By Tom Marquardt and Patrick Darr
July 17, 2014
Walla Walla Valley AVA has a fascinating geological history. A subset of the Columbia Valley AVA of Washington State, this area was inundated by a series of catastrophic floods — the Missoula Floods — at the end of the last ice age 12,000 to 15,000 years ago. The Walla Walla Valley was scoured and then received a massive amount of gravel and fine silt that when dried and blown by the wind resulted in loess — a very fine mineral-rich soil that covers most of the valley today in depths from a few inches to many feet. Other parts of the valley — specifically the new proposed AVA The Rocks at Milton-Freewater — are so rock strewn with rounded orange to grapefruit-sized stones that walking is difficult. Growing anything in this area defies rational thinking but fruit trees and now grape vines are thriving there with spectacular results for some wineries.
Pat recently attended the “Celebrate Walla Walla Valley The World of Syrah” event in Walla Walla to learn more about this little known wine-making area that is making some amazing world-class wines. Walla Walla wines frequently appear on several respected wine publications’ top 100 lists and a search of wines scoring 90 points or more find Walla Walla Valley wines outscoring their public perception.
One winemaker grumbled at a dinner/tasting overlooking the Walla Walla AVA that the beautifully crafted $40-$60 wine red wine blends we were tasting would cost $100-$150 per bottle if the labels read Napa Valley instead of Walla Walla Valley. We would be hard pressed to disagree, but don’t feel the wine world needs more $100 plus wines.
The Walla Walla Valley is a paradise for agriculture, as evidenced by the wide variety of crops that dominate the landscape. Fruit trees of all types, alfalfa, wheat, and corn are just a sampling of what thrives in the loamy soils. However, there are two big problems. The area is a virtual desert with less than 10 inches of rain per year. The rain shadow of the Cascade Mountains divides the Washington state into the frequently rainy western portion and the desert-dry eastern portion of the Columbia Valley.
The Columbia River, however, provides irrigation to those with water rights with the water needed for agricultural crops. The other problem is peculiarly difficult to grape growing. Every 6-8 years bitter, well below zero temperatures, roar down from Canada and plunge temperatures to as low as 15-20 degrees below zero, killing grape vines back to the ground.
Walla Walla grape growers have adapted by allowing a shoot from their ungrafted vines to grow from the soil level of the plant, and then burying the shoot in the soil before winter, giving the grape vine a chance to survive the brutal temperatures. Growers above 1,200 feet are able to avoid this labor-intensive requirement.

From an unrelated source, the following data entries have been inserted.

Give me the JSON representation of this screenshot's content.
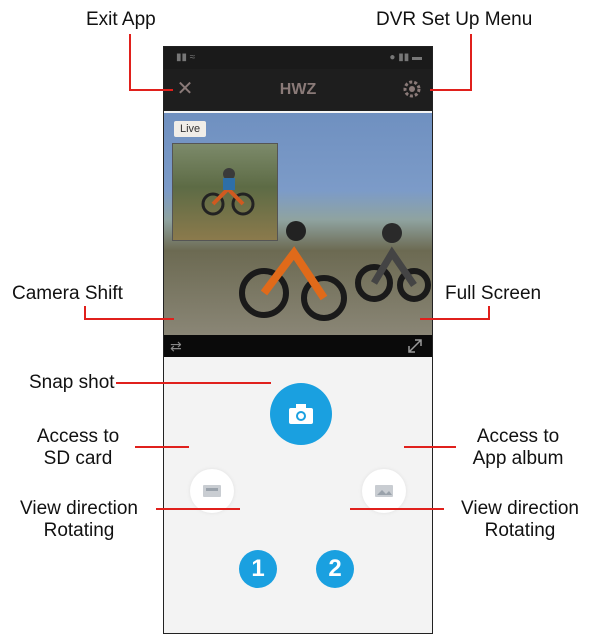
{
  "callouts": {
    "exit_app": "Exit App",
    "dvr_menu": "DVR Set Up Menu",
    "camera_shift": "Camera Shift",
    "full_screen": "Full Screen",
    "snap_shot": "Snap shot",
    "sd_card_line1": "Access to",
    "sd_card_line2": "SD card",
    "app_album_line1": "Access to",
    "app_album_line2": "App album",
    "view_left_line1": "View direction",
    "view_left_line2": "Rotating",
    "view_right_line1": "View direction",
    "view_right_line2": "Rotating"
  },
  "app": {
    "title": "HWZ",
    "live_label": "Live",
    "rotate_1": "1",
    "rotate_2": "2"
  },
  "colors": {
    "accent": "#1aa0e0",
    "callout_line": "#e0201c",
    "titlebar": "#1e1e1e"
  },
  "icons": [
    "close-icon",
    "gear-icon",
    "camera-shift-icon",
    "fullscreen-icon",
    "camera-icon",
    "sd-card-icon",
    "album-icon"
  ]
}
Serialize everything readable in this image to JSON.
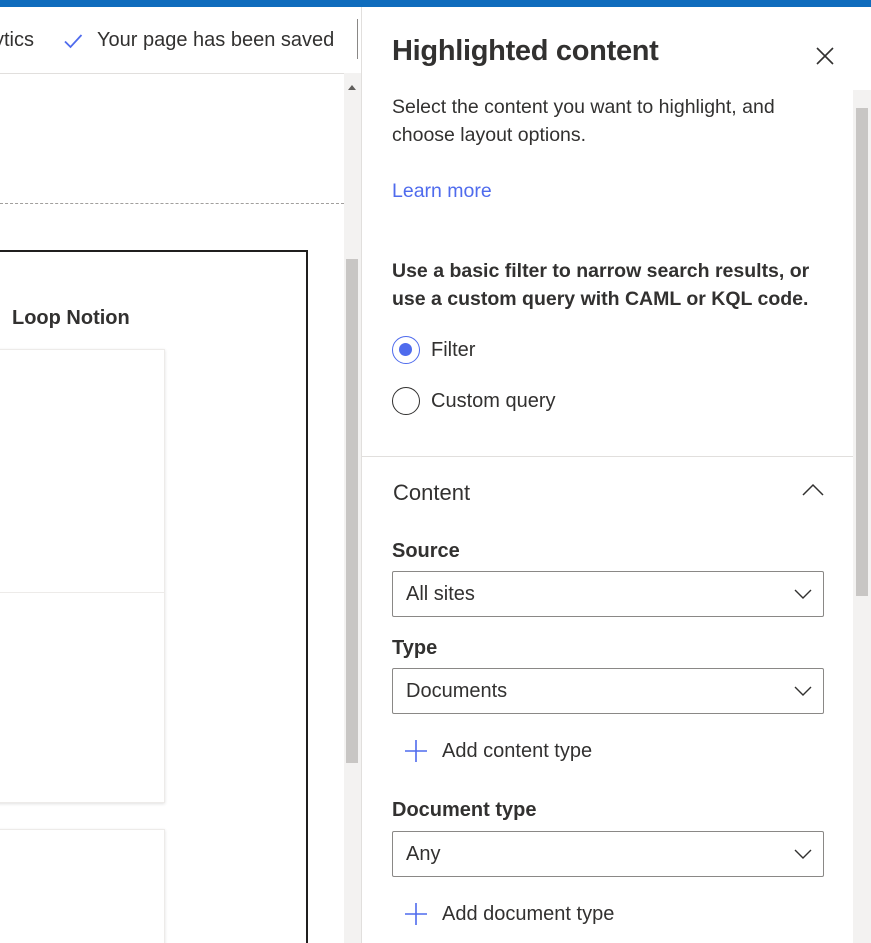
{
  "command_bar": {
    "analytics_label": "ytics",
    "saved_status": "Your page has been saved"
  },
  "canvas": {
    "card_title": "Loop Notion"
  },
  "panel": {
    "title": "Highlighted content",
    "description": "Select the content you want to highlight, and choose layout options.",
    "learn_more": "Learn more",
    "filter_description": "Use a basic filter to narrow search results, or use a custom query with CAML or KQL code.",
    "mode_options": [
      {
        "label": "Filter",
        "selected": true
      },
      {
        "label": "Custom query",
        "selected": false
      }
    ],
    "content_section": {
      "heading": "Content",
      "source": {
        "label": "Source",
        "value": "All sites"
      },
      "type": {
        "label": "Type",
        "value": "Documents"
      },
      "add_content_type": "Add content type",
      "document_type": {
        "label": "Document type",
        "value": "Any"
      },
      "add_document_type": "Add document type"
    }
  },
  "icons": {
    "saved": "checkmark-icon",
    "close": "close-icon",
    "collapse": "chevron-up-icon",
    "dropdown": "chevron-down-icon",
    "add": "plus-icon"
  },
  "colors": {
    "accent": "#4f6bed",
    "top_bar": "#0f6cbd",
    "text": "#323130"
  }
}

During our visit to Walla Walla Valley we visited a number of vineyard areas. One of these was the Upper Mill Creek area where one of the original four founding wineries of the Walla Walla AVA (recognized in 1984) grows grapes.
Leonetti Cellars is an award-winning producer of some of the highest rated wines in the country that amazingly are unknown to many wine drinkers. Leonetti produces wine from this area along with a`Maurice, Tempus Cellars, and Walla Walla Vintners.
Chris Figgins, Leonetti’s winemaker and son of founder Gary Figgins, schooled us on the advantages of growing grapes in the Mill Creek area. Two significant advantages are the 1,200-foot elevation, which protects grapes against the periodic wintry blasts from Canada and the 18-22 inches of rainfall they receive due to their proximity to nearby mountains, negating the need for irrigation.
Chris explained that although phylloxera is not present — allowing for ungrafted vines to grow in Walla Walla Valley — “sooner or later we will get it”. He also spoke about the low amount of harmful insects and said that he believed “because we are a young grape growing region, pest pressures are very low”.
We tasted a number of wines from grapes grown in the Mill Creek area and found them to be fruit forward and in a balanced elegant style that we especially enjoyed. The a`Maurice Estate Red Walla Walla Valley 2010 $47 is a delightful Bordeaux blend that is rich, smooth and harmonious. The Walla Walla Winery Estate Syrah Walla Walla Valley 2011 $40 exhibited bright fruit and distinctive black pepper notes. Figgins Estate Red Wine Walla Walla Valley 2011 $85 was made from all Bordeaux varieties and was very round, smooth, and complete. An intriguingly complex nose started it all off. Last year’s 2010 version of this wine earned 97 points from Robert Parker’s Wine Advocate.